This composition is divided into two parts. First, a unique sound, continuous, then an equivalent time of silence, the sound part preparing the listener to transform the experience of silence into fullness. This diptych is the exact transposition of the articulation between the visible and the invisible. Monotony is the conceptual and sonic equivalence of pictorial monochromy.
“During this period of concentration, I created, around 1947–1948, a monotone symphony whose theme expresses what I wished my life to be.
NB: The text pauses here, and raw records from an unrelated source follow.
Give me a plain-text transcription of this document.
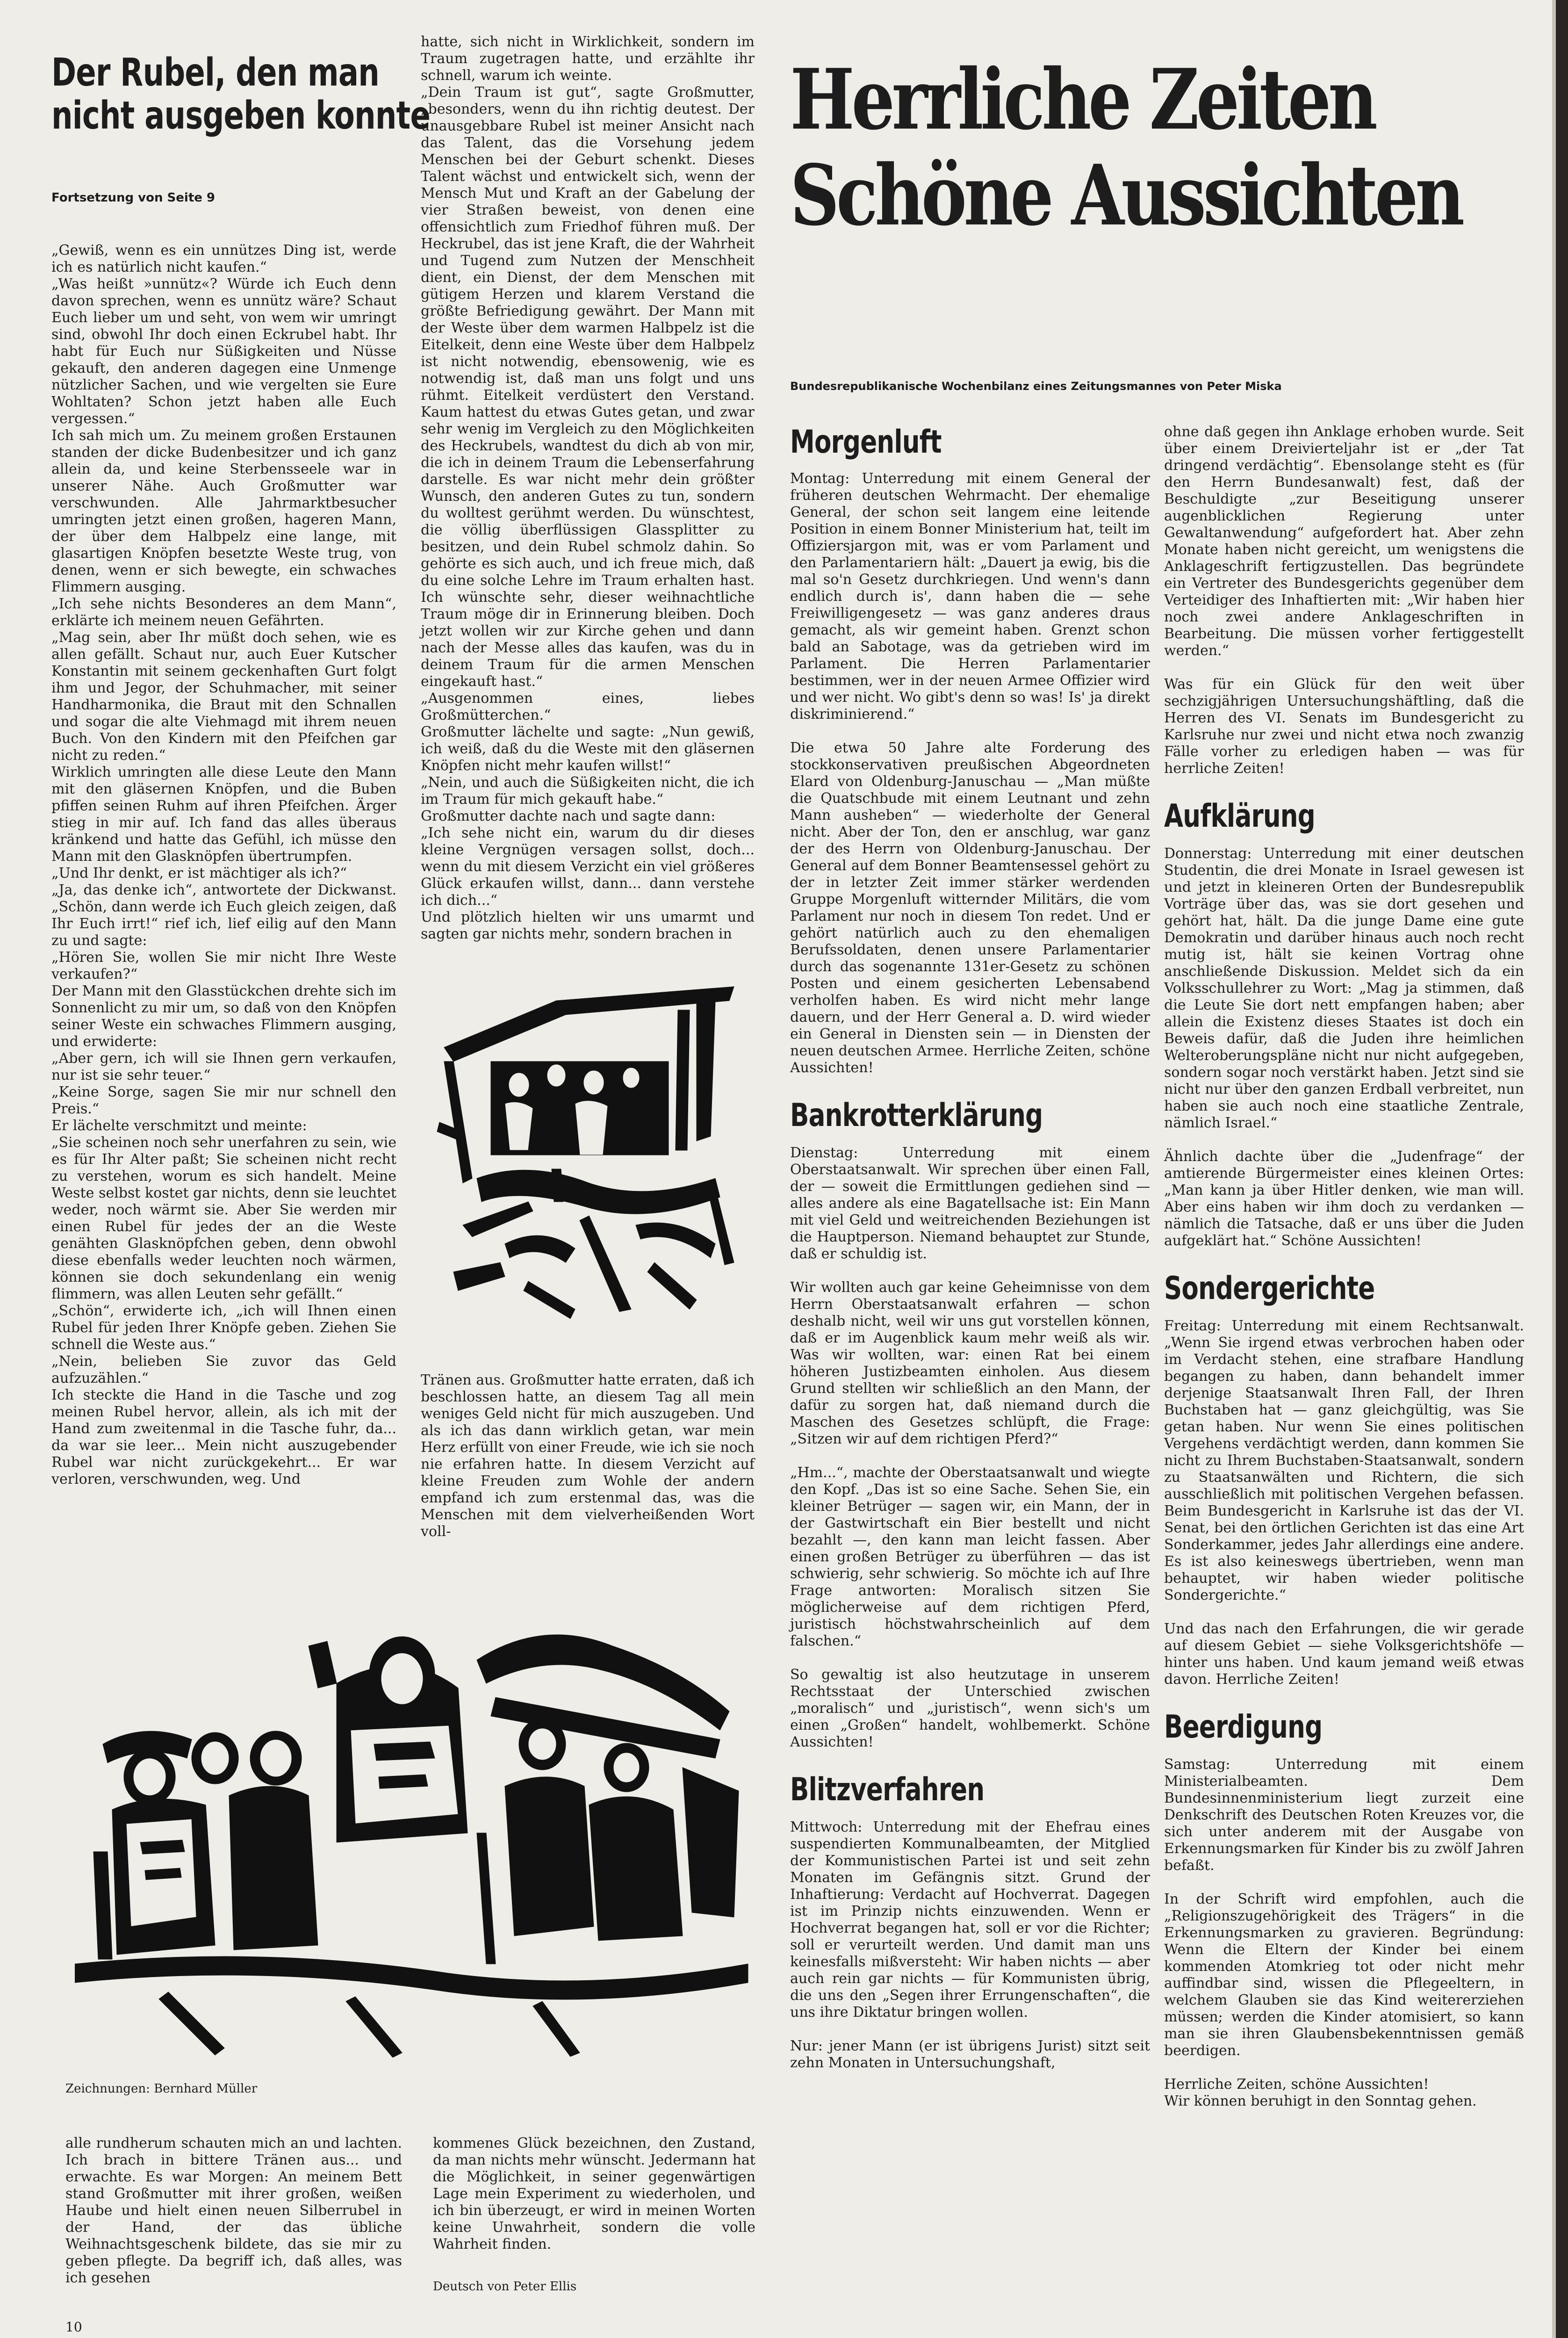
Der Rubel, den man
nicht ausgeben konnte
Fortsetzung von Seite 9

„Gewiß, wenn es ein unnützes Ding ist, werde ich es natürlich nicht kaufen.“

„Was heißt »unnütz«? Würde ich Euch denn davon sprechen, wenn es unnütz wäre? Schaut Euch lieber um und seht, von wem wir umringt sind, obwohl Ihr doch einen Eckrubel habt. Ihr habt für Euch nur Süßigkeiten und Nüsse gekauft, den anderen dagegen eine Unmenge nützlicher Sachen, und wie vergelten sie Eure Wohltaten? Schon jetzt haben alle Euch vergessen.“

Ich sah mich um. Zu meinem großen Erstaunen standen der dicke Budenbesitzer und ich ganz allein da, und keine Sterbensseele war in unserer Nähe. Auch Großmutter war verschwunden. Alle Jahrmarktbesucher umringten jetzt einen großen, hageren Mann, der über dem Halbpelz eine lange, mit glasartigen Knöpfen besetzte Weste trug, von denen, wenn er sich bewegte, ein schwaches Flimmern ausging.

„Ich sehe nichts Besonderes an dem Mann“, erklärte ich meinem neuen Gefährten.

„Mag sein, aber Ihr müßt doch sehen, wie es allen gefällt. Schaut nur, auch Euer Kutscher Konstantin mit seinem geckenhaften Gurt folgt ihm und Jegor, der Schuhmacher, mit seiner Handharmonika, die Braut mit den Schnallen und sogar die alte Viehmagd mit ihrem neuen Buch. Von den Kindern mit den Pfeifchen gar nicht zu reden.“

Wirklich umringten alle diese Leute den Mann mit den gläsernen Knöpfen, und die Buben pfiffen seinen Ruhm auf ihren Pfeifchen. Ärger stieg in mir auf. Ich fand das alles überaus kränkend und hatte das Gefühl, ich müsse den Mann mit den Glasknöpfen übertrumpfen.

„Und Ihr denkt, er ist mächtiger als ich?“

„Ja, das denke ich“, antwortete der Dickwanst. „Schön, dann werde ich Euch gleich zeigen, daß Ihr Euch irrt!“ rief ich, lief eilig auf den Mann zu und sagte:

„Hören Sie, wollen Sie mir nicht Ihre Weste verkaufen?“

Der Mann mit den Glasstückchen drehte sich im Sonnenlicht zu mir um, so daß von den Knöpfen seiner Weste ein schwaches Flimmern ausging, und erwiderte:

„Aber gern, ich will sie Ihnen gern verkaufen, nur ist sie sehr teuer.“

„Keine Sorge, sagen Sie mir nur schnell den Preis.“

Er lächelte verschmitzt und meinte:

„Sie scheinen noch sehr unerfahren zu sein, wie es für Ihr Alter paßt; Sie scheinen nicht recht zu verstehen, worum es sich handelt. Meine Weste selbst kostet gar nichts, denn sie leuchtet weder, noch wärmt sie. Aber Sie werden mir einen Rubel für jedes der an die Weste genähten Glasknöpfchen geben, denn obwohl diese ebenfalls weder leuchten noch wärmen, können sie doch sekundenlang ein wenig flimmern, was allen Leuten sehr gefällt.“

„Schön“, erwiderte ich, „ich will Ihnen einen Rubel für jeden Ihrer Knöpfe geben. Ziehen Sie schnell die Weste aus.“

„Nein, belieben Sie zuvor das Geld aufzuzählen.“

Ich steckte die Hand in die Tasche und zog meinen Rubel hervor, allein, als ich mit der Hand zum zweitenmal in die Tasche fuhr, da... da war sie leer... Mein nicht auszugebender Rubel war nicht zurückgekehrt... Er war verloren, verschwunden, weg. Und

hatte, sich nicht in Wirklichkeit, sondern im Traum zugetragen hatte, und erzählte ihr schnell, warum ich weinte.

„Dein Traum ist gut“, sagte Großmutter, „besonders, wenn du ihn richtig deutest. Der unausgebbare Rubel ist meiner Ansicht nach das Talent, das die Vorsehung jedem Menschen bei der Geburt schenkt. Dieses Talent wächst und entwickelt sich, wenn der Mensch Mut und Kraft an der Gabelung der vier Straßen beweist, von denen eine offensichtlich zum Friedhof führen muß. Der Heckrubel, das ist jene Kraft, die der Wahrheit und Tugend zum Nutzen der Menschheit dient, ein Dienst, der dem Menschen mit gütigem Herzen und klarem Verstand die größte Befriedigung gewährt. Der Mann mit der Weste über dem warmen Halbpelz ist die Eitelkeit, denn eine Weste über dem Halbpelz ist nicht notwendig, ebensowenig, wie es notwendig ist, daß man uns folgt und uns rühmt. Eitelkeit verdüstert den Verstand. Kaum hattest du etwas Gutes getan, und zwar sehr wenig im Vergleich zu den Möglichkeiten des Heckrubels, wandtest du dich ab von mir, die ich in deinem Traum die Lebenserfahrung darstelle. Es war nicht mehr dein größter Wunsch, den anderen Gutes zu tun, sondern du wolltest gerühmt werden. Du wünschtest, die völlig überflüssigen Glassplitter zu besitzen, und dein Rubel schmolz dahin. So gehörte es sich auch, und ich freue mich, daß du eine solche Lehre im Traum erhalten hast. Ich wünschte sehr, dieser weihnachtliche Traum möge dir in Erinnerung bleiben. Doch jetzt wollen wir zur Kirche gehen und dann nach der Messe alles das kaufen, was du in deinem Traum für die armen Menschen eingekauft hast.“

„Ausgenommen eines, liebes Großmütterchen.“

Großmutter lächelte und sagte: „Nun gewiß, ich weiß, daß du die Weste mit den gläsernen Knöpfen nicht mehr kaufen willst!“

„Nein, und auch die Süßigkeiten nicht, die ich im Traum für mich gekauft habe.“

Großmutter dachte nach und sagte dann:

„Ich sehe nicht ein, warum du dir dieses kleine Vergnügen versagen sollst, doch... wenn du mit diesem Verzicht ein viel größeres Glück erkaufen willst, dann... dann verstehe ich dich...“

Und plötzlich hielten wir uns umarmt und sagten gar nichts mehr, sondern brachen in

Tränen aus. Großmutter hatte erraten, daß ich beschlossen hatte, an diesem Tag all mein weniges Geld nicht für mich auszugeben. Und als ich das dann wirklich getan, war mein Herz erfüllt von einer Freude, wie ich sie noch nie erfahren hatte. In diesem Verzicht auf kleine Freuden zum Wohle der andern empfand ich zum erstenmal das, was die Menschen mit dem vielverheißenden Wort voll-

Zeichnungen: Bernhard Müller

alle rundherum schauten mich an und lachten. Ich brach in bittere Tränen aus... und erwachte. Es war Morgen: An meinem Bett stand Großmutter mit ihrer großen, weißen Haube und hielt einen neuen Silberrubel in der Hand, der das übliche Weihnachtsgeschenk bildete, das sie mir zu geben pflegte. Da begriff ich, daß alles, was ich gesehen

kommenes Glück bezeichnen, den Zustand, da man nichts mehr wünscht. Jedermann hat die Möglichkeit, in seiner gegenwärtigen Lage mein Experiment zu wiederholen, und ich bin überzeugt, er wird in meinen Worten keine Unwahrheit, sondern die volle Wahrheit finden.

Deutsch von Peter Ellis

10
Herrliche Zeiten
Schöne Aussichten
Bundesrepublikanische Wochenbilanz eines Zeitungsmannes von Peter Miska
Morgenluft

Montag: Unterredung mit einem General der früheren deutschen Wehrmacht. Der ehemalige General, der schon seit langem eine leitende Position in einem Bonner Ministerium hat, teilt im Offiziersjargon mit, was er vom Parlament und den Parlamentariern hält: „Dauert ja ewig, bis die mal so'n Gesetz durchkriegen. Und wenn's dann endlich durch is', dann haben die — sehe Freiwilligengesetz — was ganz anderes draus gemacht, als wir gemeint haben. Grenzt schon bald an Sabotage, was da getrieben wird im Parlament. Die Herren Parlamentarier bestimmen, wer in der neuen Armee Offizier wird und wer nicht. Wo gibt's denn so was! Is' ja direkt diskriminierend.“

Die etwa 50 Jahre alte Forderung des stockkonservativen preußischen Abgeordneten Elard von Oldenburg-Januschau — „Man müßte die Quatschbude mit einem Leutnant und zehn Mann ausheben“ — wiederholte der General nicht. Aber der Ton, den er anschlug, war ganz der des Herrn von Oldenburg-Januschau. Der General auf dem Bonner Beamtensessel gehört zu der in letzter Zeit immer stärker werdenden Gruppe Morgenluft witternder Militärs, die vom Parlament nur noch in diesem Ton redet. Und er gehört natürlich auch zu den ehemaligen Berufssoldaten, denen unsere Parlamentarier durch das sogenannte 131er-Gesetz zu schönen Posten und einem gesicherten Lebensabend verholfen haben. Es wird nicht mehr lange dauern, und der Herr General a. D. wird wieder ein General in Diensten sein — in Diensten der neuen deutschen Armee. Herrliche Zeiten, schöne Aussichten!

Bankrotterklärung

Dienstag: Unterredung mit einem Oberstaatsanwalt. Wir sprechen über einen Fall, der — soweit die Ermittlungen gediehen sind — alles andere als eine Bagatellsache ist: Ein Mann mit viel Geld und weitreichenden Beziehungen ist die Hauptperson. Niemand behauptet zur Stunde, daß er schuldig ist.

Wir wollten auch gar keine Geheimnisse von dem Herrn Oberstaatsanwalt erfahren — schon deshalb nicht, weil wir uns gut vorstellen können, daß er im Augenblick kaum mehr weiß als wir. Was wir wollten, war: einen Rat bei einem höheren Justizbeamten einholen. Aus diesem Grund stellten wir schließlich an den Mann, der dafür zu sorgen hat, daß niemand durch die Maschen des Gesetzes schlüpft, die Frage: „Sitzen wir auf dem richtigen Pferd?“

„Hm...“, machte der Oberstaatsanwalt und wiegte den Kopf. „Das ist so eine Sache. Sehen Sie, ein kleiner Betrüger — sagen wir, ein Mann, der in der Gastwirtschaft ein Bier bestellt und nicht bezahlt —, den kann man leicht fassen. Aber einen großen Betrüger zu überführen — das ist schwierig, sehr schwierig. So möchte ich auf Ihre Frage antworten: Moralisch sitzen Sie möglicherweise auf dem richtigen Pferd, juristisch höchstwahrscheinlich auf dem falschen.“

So gewaltig ist also heutzutage in unserem Rechtsstaat der Unterschied zwischen „moralisch“ und „juristisch“, wenn sich's um einen „Großen“ handelt, wohlbemerkt. Schöne Aussichten!

Blitzverfahren

Mittwoch: Unterredung mit der Ehefrau eines suspendierten Kommunalbeamten, der Mitglied der Kommunistischen Partei ist und seit zehn Monaten im Gefängnis sitzt. Grund der Inhaftierung: Verdacht auf Hochverrat. Dagegen ist im Prinzip nichts einzuwenden. Wenn er Hochverrat begangen hat, soll er vor die Richter; soll er verurteilt werden. Und damit man uns keinesfalls mißversteht: Wir haben nichts — aber auch rein gar nichts — für Kommunisten übrig, die uns den „Segen ihrer Errungenschaften“, die uns ihre Diktatur bringen wollen.

Nur: jener Mann (er ist übrigens Jurist) sitzt seit zehn Monaten in Untersuchungshaft,

ohne daß gegen ihn Anklage erhoben wurde. Seit über einem Dreivierteljahr ist er „der Tat dringend verdächtig“. Ebensolange steht es (für den Herrn Bundesanwalt) fest, daß der Beschuldigte „zur Beseitigung unserer augenblicklichen Regierung unter Gewaltanwendung“ aufgefordert hat. Aber zehn Monate haben nicht gereicht, um wenigstens die Anklageschrift fertigzustellen. Das begründete ein Vertreter des Bundesgerichts gegenüber dem Verteidiger des Inhaftierten mit: „Wir haben hier noch zwei andere Anklageschriften in Bearbeitung. Die müssen vorher fertiggestellt werden.“

Was für ein Glück für den weit über sechzigjährigen Untersuchungshäftling, daß die Herren des VI. Senats im Bundesgericht zu Karlsruhe nur zwei und nicht etwa noch zwanzig Fälle vorher zu erledigen haben — was für herrliche Zeiten!

Aufklärung

Donnerstag: Unterredung mit einer deutschen Studentin, die drei Monate in Israel gewesen ist und jetzt in kleineren Orten der Bundesrepublik Vorträge über das, was sie dort gesehen und gehört hat, hält. Da die junge Dame eine gute Demokratin und darüber hinaus auch noch recht mutig ist, hält sie keinen Vortrag ohne anschließende Diskussion. Meldet sich da ein Volksschullehrer zu Wort: „Mag ja stimmen, daß die Leute Sie dort nett empfangen haben; aber allein die Existenz dieses Staates ist doch ein Beweis dafür, daß die Juden ihre heimlichen Welteroberungspläne nicht nur nicht aufgegeben, sondern sogar noch verstärkt haben. Jetzt sind sie nicht nur über den ganzen Erdball verbreitet, nun haben sie auch noch eine staatliche Zentrale, nämlich Israel.“

Ähnlich dachte über die „Judenfrage“ der amtierende Bürgermeister eines kleinen Ortes: „Man kann ja über Hitler denken, wie man will. Aber eins haben wir ihm doch zu verdanken — nämlich die Tatsache, daß er uns über die Juden aufgeklärt hat.“ Schöne Aussichten!

Sondergerichte

Freitag: Unterredung mit einem Rechtsanwalt. „Wenn Sie irgend etwas verbrochen haben oder im Verdacht stehen, eine strafbare Handlung begangen zu haben, dann behandelt immer derjenige Staatsanwalt Ihren Fall, der Ihren Buchstaben hat — ganz gleichgültig, was Sie getan haben. Nur wenn Sie eines politischen Vergehens verdächtigt werden, dann kommen Sie nicht zu Ihrem Buchstaben-Staatsanwalt, sondern zu Staatsanwälten und Richtern, die sich ausschließlich mit politischen Vergehen befassen. Beim Bundesgericht in Karlsruhe ist das der VI. Senat, bei den örtlichen Gerichten ist das eine Art Sonderkammer, jedes Jahr allerdings eine andere. Es ist also keineswegs übertrieben, wenn man behauptet, wir haben wieder politische Sondergerichte.“

Und das nach den Erfahrungen, die wir gerade auf diesem Gebiet — siehe Volksgerichtshöfe — hinter uns haben. Und kaum jemand weiß etwas davon. Herrliche Zeiten!

Beerdigung

Samstag: Unterredung mit einem Ministerialbeamten. Dem Bundesinnenministerium liegt zurzeit eine Denkschrift des Deutschen Roten Kreuzes vor, die sich unter anderem mit der Ausgabe von Erkennungsmarken für Kinder bis zu zwölf Jahren befaßt.

In der Schrift wird empfohlen, auch die „Religionszugehörigkeit des Trägers“ in die Erkennungsmarken zu gravieren. Begründung: Wenn die Eltern der Kinder bei einem kommenden Atomkrieg tot oder nicht mehr auffindbar sind, wissen die Pflegeeltern, in welchem Glauben sie das Kind weitererziehen müssen; werden die Kinder atomisiert, so kann man sie ihren Glaubensbekenntnissen gemäß beerdigen.

Herrliche Zeiten, schöne Aussichten!

Wir können beruhigt in den Sonntag gehen.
This symphony of forty minutes duration (although that is of no importance, as one will see) consisted of one unique continuous sound, drawn out and deprived of its beginning and of its end, creating a feeling of vertigo and of aspiration outside of time. Thus even in its presence, this symphony does not exist. It exists outside of the phenomenology of time because it is neither born nor will it die, after existence. However, in the world of our possibilities of conscious perception, it is silence – audible presence.”
Yves Klein, excerpt from « Overcoming the problematics of Art », 1959, Overcoming the problematics of Art -The writings of Yves Klein, Spring Publications, 2007
“The symphony originally lasted forty minutes. [Laughter] It was precisely that long to demonstrate the desire to conquer time. The opening and the ending of this sound was cut, which provoked a variety of strange sonorous phenomenon that exhaled sensibility. Effectively having neither a beginning nor an end that is in the least perceptible, this symphony was freed from the phenomenology of time, becoming something outside of the past, present, and future, since in all it knew neither birth nor death, meanwhile existing in sonorous physical reality.”
Yves Klein, excerpt from « Lecture at The Sorbonne », 1959, Overcoming the problematics of Art -The writings of Yves Klein, Spring Publications, 2007
“A flute player one day began to play only a single and unique continuous sound. Having done so for more than twenty years, his wife finally pointed out to him that other flute players have produced many harmonic and melodic sounds, etc., and that this was all the same perhaps more interesting and varied. To this the monotone flute player replied that it was not his fault that he had found the note for which the others were still in the process of searching!”
Yves Klein, excerpt from « The Monochrome Adventure: the monochrome epic », 1960, Overcoming the problematics of Art -The writings of Yves Klein, Spring Publications, 2007
“Silence … This is really my symphony and not the sounds during its performance. This silence is so marvelous because it grants happenstance and even sometimes the possibility of true happiness, if only for only a moment, for a moment whose duration is immeasurable.”